Have I mentioned my dislike for snakes? I’m pretty sure I have but in case you missed it…
Tammy DOES NOT LIKE SNAKES!
They slither, they hiss and they give me the heebie jeebies. I know God had a plan for all of his miracles that He created. You know the whole “circle of life” thing. I know we’re not supposed to question his miracles. And I also know that snakes eat mice…yada yada yada. But seriously, snakes?! This is one miracle I can do without.
Thank goodness for our canine reptile hunter, Maggie. She can find a snake quicker than I can kick my cheetah print stilettos across the room.
One Sunday afternoon I was de-weeding my flower beds around the side of the house when I hear Maggie barking like crazy. I’m thinking to myself, way to go Maggie! She finally one-upped the gecko that taunts her daily. As I’m heading inside to use the ladies room, I glance towards the outdoor kitchen where her bark is coming from.
HOLY MOTHER OF JESUS…
she had a rattlesnake backed into a corner. I run inside to get my phone and call Cowboy…no answer. I call Pops…no answer. I call our boy wonder…
ME: (out of breath and needing to use the restroom badly) I need you to come here, Maggie found a snake!
BOY WONDER: Mom, I can’t come help you, I’m working.
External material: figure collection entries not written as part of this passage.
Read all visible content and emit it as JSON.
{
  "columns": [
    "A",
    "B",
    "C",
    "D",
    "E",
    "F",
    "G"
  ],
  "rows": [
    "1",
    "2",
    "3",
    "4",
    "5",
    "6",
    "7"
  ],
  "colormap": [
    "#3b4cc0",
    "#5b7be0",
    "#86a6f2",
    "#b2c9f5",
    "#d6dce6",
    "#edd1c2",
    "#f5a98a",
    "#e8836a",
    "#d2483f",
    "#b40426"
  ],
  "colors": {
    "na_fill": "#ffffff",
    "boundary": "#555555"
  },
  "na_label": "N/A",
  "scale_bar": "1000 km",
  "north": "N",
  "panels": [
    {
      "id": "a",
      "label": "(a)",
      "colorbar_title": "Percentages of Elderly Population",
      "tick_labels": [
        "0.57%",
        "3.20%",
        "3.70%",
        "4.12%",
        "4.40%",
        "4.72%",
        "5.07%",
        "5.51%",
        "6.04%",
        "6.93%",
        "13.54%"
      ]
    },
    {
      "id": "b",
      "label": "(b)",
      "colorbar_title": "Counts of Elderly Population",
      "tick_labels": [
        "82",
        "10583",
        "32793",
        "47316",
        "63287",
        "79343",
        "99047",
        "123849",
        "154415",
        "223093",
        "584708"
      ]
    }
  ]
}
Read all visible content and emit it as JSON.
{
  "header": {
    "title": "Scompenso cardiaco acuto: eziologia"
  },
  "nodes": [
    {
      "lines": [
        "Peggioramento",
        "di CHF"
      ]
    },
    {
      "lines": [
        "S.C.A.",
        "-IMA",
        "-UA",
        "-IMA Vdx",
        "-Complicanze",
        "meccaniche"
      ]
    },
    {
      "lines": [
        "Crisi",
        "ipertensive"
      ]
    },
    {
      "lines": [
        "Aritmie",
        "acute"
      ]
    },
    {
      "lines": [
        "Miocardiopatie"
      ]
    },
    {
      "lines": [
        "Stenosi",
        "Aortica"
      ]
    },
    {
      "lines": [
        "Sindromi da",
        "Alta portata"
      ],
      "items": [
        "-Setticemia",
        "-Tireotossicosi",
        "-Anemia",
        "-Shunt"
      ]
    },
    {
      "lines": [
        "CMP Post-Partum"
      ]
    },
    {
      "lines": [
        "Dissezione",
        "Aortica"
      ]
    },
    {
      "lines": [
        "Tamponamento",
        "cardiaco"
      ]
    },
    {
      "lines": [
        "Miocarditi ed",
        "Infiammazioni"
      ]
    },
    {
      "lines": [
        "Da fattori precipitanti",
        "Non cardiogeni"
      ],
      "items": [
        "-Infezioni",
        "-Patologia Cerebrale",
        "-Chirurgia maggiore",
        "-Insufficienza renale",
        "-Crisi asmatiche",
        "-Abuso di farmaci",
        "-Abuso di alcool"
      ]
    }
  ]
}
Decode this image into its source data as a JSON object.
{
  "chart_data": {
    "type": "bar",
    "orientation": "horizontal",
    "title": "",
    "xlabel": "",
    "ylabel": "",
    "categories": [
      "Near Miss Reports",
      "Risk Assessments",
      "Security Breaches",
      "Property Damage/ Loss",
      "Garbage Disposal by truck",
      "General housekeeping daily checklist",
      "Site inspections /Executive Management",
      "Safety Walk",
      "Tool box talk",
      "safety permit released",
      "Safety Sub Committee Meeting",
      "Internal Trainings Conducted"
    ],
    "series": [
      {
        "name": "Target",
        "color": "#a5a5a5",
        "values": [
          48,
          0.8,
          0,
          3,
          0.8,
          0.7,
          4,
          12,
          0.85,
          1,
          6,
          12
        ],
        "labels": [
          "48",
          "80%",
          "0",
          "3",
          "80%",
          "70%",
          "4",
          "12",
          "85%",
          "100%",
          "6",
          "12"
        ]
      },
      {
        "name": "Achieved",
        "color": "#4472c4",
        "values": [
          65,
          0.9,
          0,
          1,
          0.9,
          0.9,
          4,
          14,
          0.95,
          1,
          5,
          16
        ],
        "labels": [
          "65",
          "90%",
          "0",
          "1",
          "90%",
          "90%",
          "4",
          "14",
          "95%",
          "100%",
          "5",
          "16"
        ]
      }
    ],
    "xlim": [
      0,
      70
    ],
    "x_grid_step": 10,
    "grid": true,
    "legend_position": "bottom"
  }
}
Just grab a shovel and kill it.
ME: WHAT?! What have you been smokin? Listen dude, THIS IS AN EMERGENCY! Your boss will understand and if he doesn’t, I’ll write you a note. This snake is as long as I’m tall!
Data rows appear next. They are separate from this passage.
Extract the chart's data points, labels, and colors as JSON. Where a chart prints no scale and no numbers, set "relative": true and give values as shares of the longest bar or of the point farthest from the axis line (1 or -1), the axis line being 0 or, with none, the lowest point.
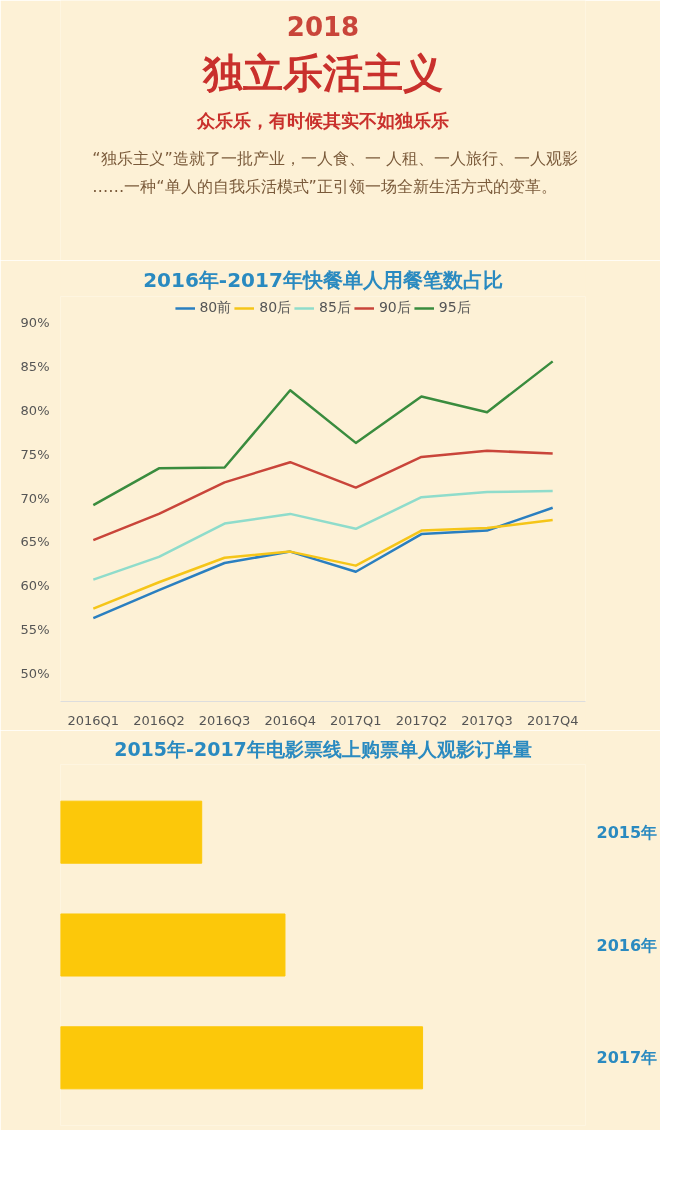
{
  "chart_data": [
    {
      "type": "other",
      "title": "独立乐活主义",
      "subtitle": "众乐乐，有时候其实不如独乐乐",
      "annotations": [
        "2018",
        "“独乐主义”造就了一批产业，一人食、一 人租、一人旅行、一人观影……一种“单人的自我乐活模式”正引领一场全新生活方式的变革。"
      ]
    },
    {
      "type": "line",
      "title": "2016年-2017年快餐单人用餐笔数占比",
      "categories": [
        "2016Q1",
        "2016Q2",
        "2016Q3",
        "2016Q4",
        "2017Q1",
        "2017Q2",
        "2017Q3",
        "2017Q4"
      ],
      "ylim": [
        46.8,
        93
      ],
      "yticks": [
        {
          "value": 50,
          "label": "50%"
        },
        {
          "value": 55,
          "label": "55%"
        },
        {
          "value": 60,
          "label": "60%"
        },
        {
          "value": 65,
          "label": "65%"
        },
        {
          "value": 70,
          "label": "70%"
        },
        {
          "value": 75,
          "label": "75%"
        },
        {
          "value": 80,
          "label": "80%"
        },
        {
          "value": 85,
          "label": "85%"
        },
        {
          "value": 90,
          "label": "90%"
        }
      ],
      "legend": "top",
      "series": [
        {
          "name": "80前",
          "color": "#2a7fc0",
          "values": [
            56.3,
            59.5,
            62.6,
            63.9,
            61.6,
            65.9,
            66.3,
            68.9
          ]
        },
        {
          "name": "80后",
          "color": "#f5c518",
          "values": [
            57.4,
            60.4,
            63.2,
            63.9,
            62.3,
            66.3,
            66.6,
            67.5
          ]
        },
        {
          "name": "85后",
          "color": "#8fdccb",
          "values": [
            60.7,
            63.3,
            67.1,
            68.2,
            66.5,
            70.1,
            70.7,
            70.8
          ]
        },
        {
          "name": "90后",
          "color": "#c9453a",
          "values": [
            65.2,
            68.2,
            71.8,
            74.1,
            71.2,
            74.7,
            75.4,
            75.1
          ]
        },
        {
          "name": "95后",
          "color": "#3a8c3e",
          "values": [
            69.2,
            73.4,
            73.5,
            82.3,
            76.3,
            81.6,
            79.8,
            85.6
          ]
        }
      ]
    },
    {
      "type": "bar",
      "orientation": "horizontal",
      "relative": true,
      "title": "2015年-2017年电影票线上购票单人观影订单量",
      "categories": [
        "2015年",
        "2016年",
        "2017年"
      ],
      "values": [
        0.39,
        0.62,
        1
      ],
      "color": "#fcc80a"
    }
  ]
}
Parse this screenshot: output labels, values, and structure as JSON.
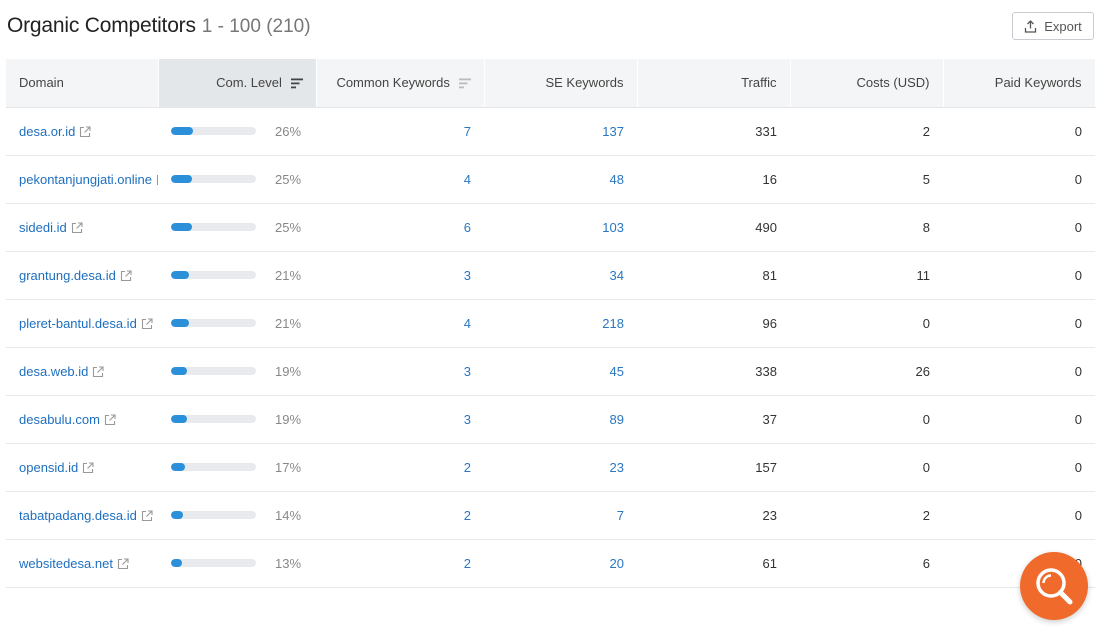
{
  "header": {
    "title": "Organic Competitors",
    "range": "1 - 100 (210)",
    "export_label": "Export"
  },
  "columns": {
    "domain": "Domain",
    "com_level": "Com. Level",
    "common_keywords": "Common Keywords",
    "se_keywords": "SE Keywords",
    "traffic": "Traffic",
    "costs": "Costs (USD)",
    "paid_keywords": "Paid Keywords"
  },
  "rows": [
    {
      "domain": "desa.or.id",
      "level": 26,
      "level_label": "26%",
      "common": "7",
      "se": "137",
      "traffic": "331",
      "costs": "2",
      "paid": "0"
    },
    {
      "domain": "pekontanjungjati.online",
      "level": 25,
      "level_label": "25%",
      "common": "4",
      "se": "48",
      "traffic": "16",
      "costs": "5",
      "paid": "0"
    },
    {
      "domain": "sidedi.id",
      "level": 25,
      "level_label": "25%",
      "common": "6",
      "se": "103",
      "traffic": "490",
      "costs": "8",
      "paid": "0"
    },
    {
      "domain": "grantung.desa.id",
      "level": 21,
      "level_label": "21%",
      "common": "3",
      "se": "34",
      "traffic": "81",
      "costs": "11",
      "paid": "0"
    },
    {
      "domain": "pleret-bantul.desa.id",
      "level": 21,
      "level_label": "21%",
      "common": "4",
      "se": "218",
      "traffic": "96",
      "costs": "0",
      "paid": "0"
    },
    {
      "domain": "desa.web.id",
      "level": 19,
      "level_label": "19%",
      "common": "3",
      "se": "45",
      "traffic": "338",
      "costs": "26",
      "paid": "0"
    },
    {
      "domain": "desabulu.com",
      "level": 19,
      "level_label": "19%",
      "common": "3",
      "se": "89",
      "traffic": "37",
      "costs": "0",
      "paid": "0"
    },
    {
      "domain": "opensid.id",
      "level": 17,
      "level_label": "17%",
      "common": "2",
      "se": "23",
      "traffic": "157",
      "costs": "0",
      "paid": "0"
    },
    {
      "domain": "tabatpadang.desa.id",
      "level": 14,
      "level_label": "14%",
      "common": "2",
      "se": "7",
      "traffic": "23",
      "costs": "2",
      "paid": "0"
    },
    {
      "domain": "websitedesa.net",
      "level": 13,
      "level_label": "13%",
      "common": "2",
      "se": "20",
      "traffic": "61",
      "costs": "6",
      "paid": "0"
    }
  ],
  "icons": {
    "export": "upload-icon",
    "external": "external-link-icon",
    "sort": "sort-lines-icon",
    "fab": "magnifier-icon"
  },
  "colors": {
    "link": "#1e6fbf",
    "bar": "#2b8fd9",
    "fab": "#f06a2c"
  }
}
BOY WONDER: Really…it’s that long?
ME: Okay, that may be a little exaggerated but I needed to get my point across. But, I am NOT going to be the one to kill it! So you just need to get here and take care of it!
BOY WONDER: (chuckling) I can’t come and help you, I’m working. If you can’t get dad, call Papaw (aka Pops)
Apparently I have lost complete parental control over this kid!
Still doing the potty dance, it suddenly dawns on me that maybe Pops is at home eating lunch. So I cross my fingers (and legs) and dial his number.
ME: Mother-in-law, I have a situation here at the house, is Pops home?
MOTHER-IN-LAW: No he’s with Cowboy. What’s wrong?
ME: Maggie has a rattlesnake cornered. I’ve called everyone and either they don’t answer or they’re working.
MOTHER-IN-LAW: Oh dear. What are you going to do? Wait…the UPS man is headin your way, flag him down to kill it.
Now I want ya’ll to get a picture of that UPS driver’s face when he sees me running after him with my arms flailing in the air. I’m pretty sure he would high tail it out of podunk country as fast as that brown truck would take him.
My phone rings and Cowboy’s wranglers pop up on the screen. Just kidding! But that is a great idea! Another thing to add to my to-do list and maybe another story to write about.
COWBOY: I missed your 13 phone calls, are you ok?
ME: NO I am NOT ok! Maggie has a rattlesnake cornered. Please come and kill the darn thing. AND I need to use the restroom really bad so make it snappy!
COWBOY: (chuckling) I won’t be home until dark. Just grab a shovel and kill it.
Seriously! Just grab a shovel and kill it?! And this chuckling thing..if Cowboy taught boy wonder how to chuckle, I’m gonna need to hit BOTH of them over the head with one of my dead plants.
So this story ends with me putting my big girl panties on and taking care of the situation.
Okay that’s a lie. Lord, please forgive me.
So, there’s good news and bad news. The bad news is the snake slithered away and will probably be back to taunt Maggie and I another day. The good news is… I didn’t wet myself!!